Ici, les bureaux de vote sont plus spacieux. Dans le bureau M, les électeurs entrent au compte-goutte. Chacun d’entre eux, doté de sa carte d’électeur, après recherche de son nom sur la liste, reçoit du président un bulletin de vote pour la présidentielle et se rend dans l’un des quatre isoloirs. Une fois son choix effectué, il dépose sont bulletin dans l’urne et reçoit de l’assesseur l’imposant bulletin de vote pour les législatives. Sur la circonscription de Goma, il doit choisir entre 256 électeurs qui se disputent 6 sièges de député national ! Cela donne un bulletin de 6 pages où se succèdent les noms, numéro, sigle et photo des candidats. Le passage dans l’isoloir est alors plus long et plus souvent laborieux. Après avoir conversé avec les électeurs, les témoins et le président du bureau de vote, nous reprenons la route.

Au fil de la journée, nous visiterons ainsi 17 bureaux de vote répartis sur la circonscription de Goma. Dans les des quartiers de Mavuno, Virunga, Katoyi, ou là ou la vie se reconstruit sur la coulée de lave laissée par le volcan Nyiragongo en janvier 2002, partout les gens se pressent pour voter, partout les présidents, assesseurs et secrétaires, souvent très jeunes, effectuent leur travail avec professionnalisme. Partout nous sommes accueillis avec enthousiasme par la population.

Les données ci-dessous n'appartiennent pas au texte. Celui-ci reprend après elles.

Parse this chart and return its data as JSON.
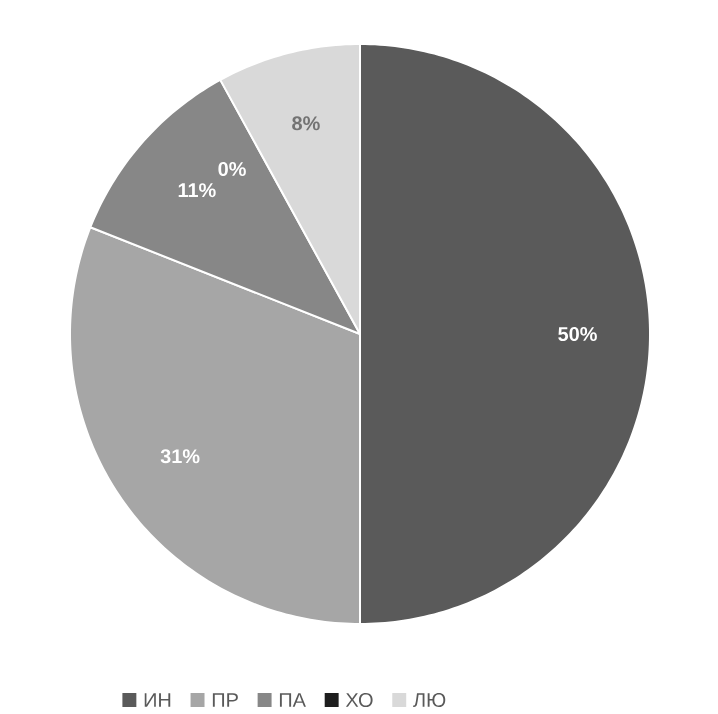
{
  "chart_data": {
    "type": "pie",
    "categories": [
      "ИН",
      "ПР",
      "ПА",
      "ХО",
      "ЛЮ"
    ],
    "values": [
      50,
      31,
      11,
      0,
      8
    ],
    "colors": [
      "#5a5a5a",
      "#a6a6a6",
      "#878787",
      "#1e1e1e",
      "#d9d9d9"
    ],
    "value_labels": [
      "50%",
      "31%",
      "11%",
      "0%",
      "8%"
    ],
    "legend": "bottom"
  }
}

Vers 17h30, nous arrivons enfin dans le quartier de Mapendo, grouillant de vie. Dans l’école de l’institut UMOJA, l’obscurité tombe et les derniers électeurs admis dans les 8 bureaux votent dans la pénombre. Dans la petite cour de l’école, c’est la grande affluence en attendant les opérations de dépouillement.

Maintenant, l’obscurité est totale. On s’éclaire à l’aide de GSM. Et dans les bureaux deux petites lampes au néon éclairent péniblement le travail de comptage et de dépouillement. Dans le bureau que nous choisissons d’observer, c’est vers 21h00 que les opérations débutent. On déverse les 347 bulletins de la présidentielle sur la table formée à l’aide des deux isoloirs. Commence une longue cérémonie : le président se saisit s’un bulletin, le déclare valable ou pas sous l’œil des témoins. Il le passe ensuite à son assesseur qui annonce le contenu du vote en levant à bout de bras le bulletin.

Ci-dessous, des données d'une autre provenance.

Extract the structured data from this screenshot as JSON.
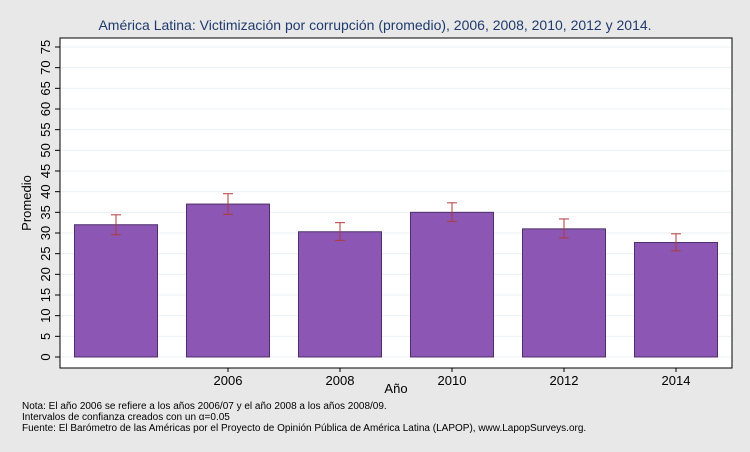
{
  "chart_data": {
    "type": "bar",
    "title": "América Latina: Victimización por corrupción (promedio), 2006, 2008, 2010, 2012 y 2014.",
    "xlabel": "Año",
    "ylabel": "Promedio",
    "categories": [
      "",
      "2006",
      "2008",
      "2010",
      "2012",
      "2014"
    ],
    "values": [
      32.0,
      37.0,
      30.3,
      35.0,
      31.0,
      27.7
    ],
    "ci_low": [
      29.6,
      34.5,
      28.2,
      32.8,
      28.8,
      25.7
    ],
    "ci_high": [
      34.4,
      39.5,
      32.5,
      37.3,
      33.4,
      29.8
    ],
    "ylim": [
      0,
      75
    ],
    "yticks": [
      0,
      5,
      10,
      15,
      20,
      25,
      30,
      35,
      40,
      45,
      50,
      55,
      60,
      65,
      70,
      75
    ],
    "grid": true,
    "bar_color": "#8b56b4",
    "bar_edge_color": "#4e2f69",
    "errorbar_color": "#b33a3a"
  },
  "notes": [
    "Nota: El año 2006 se refiere a los años 2006/07 y el año 2008 a los años 2008/09.",
    "Intervalos de confianza creados con un α=0.05",
    "Fuente: El Barómetro de las Américas por el Proyecto de Opinión Pública de América Latina (LAPOP), www.LapopSurveys.org."
  ]
}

Après deux heures, le verdict tombe. Kabila obtient ici 166 voix, Kamhere, le candidat du cru, 150 voix, et Thsisekedi 3 petites voix. S’entame alors pour le reste de la nuit le dépouillement des législatives. A la fin des opérations, les résultats du vote seront affichés à l’extérieur du bureau. Autre gage de transparence voulu par la CENI, commission électorale nationale indépendante.

A Goma, à part les violences dont a été victime un responsable de centre de vote, les élections se sont déroulées dans le calme.

Dans un post suivant, lorsque l’AWEPA aura diffusé ses premières conclusions, je tenterai de tirer quelques conclusions de notre travail d’observation.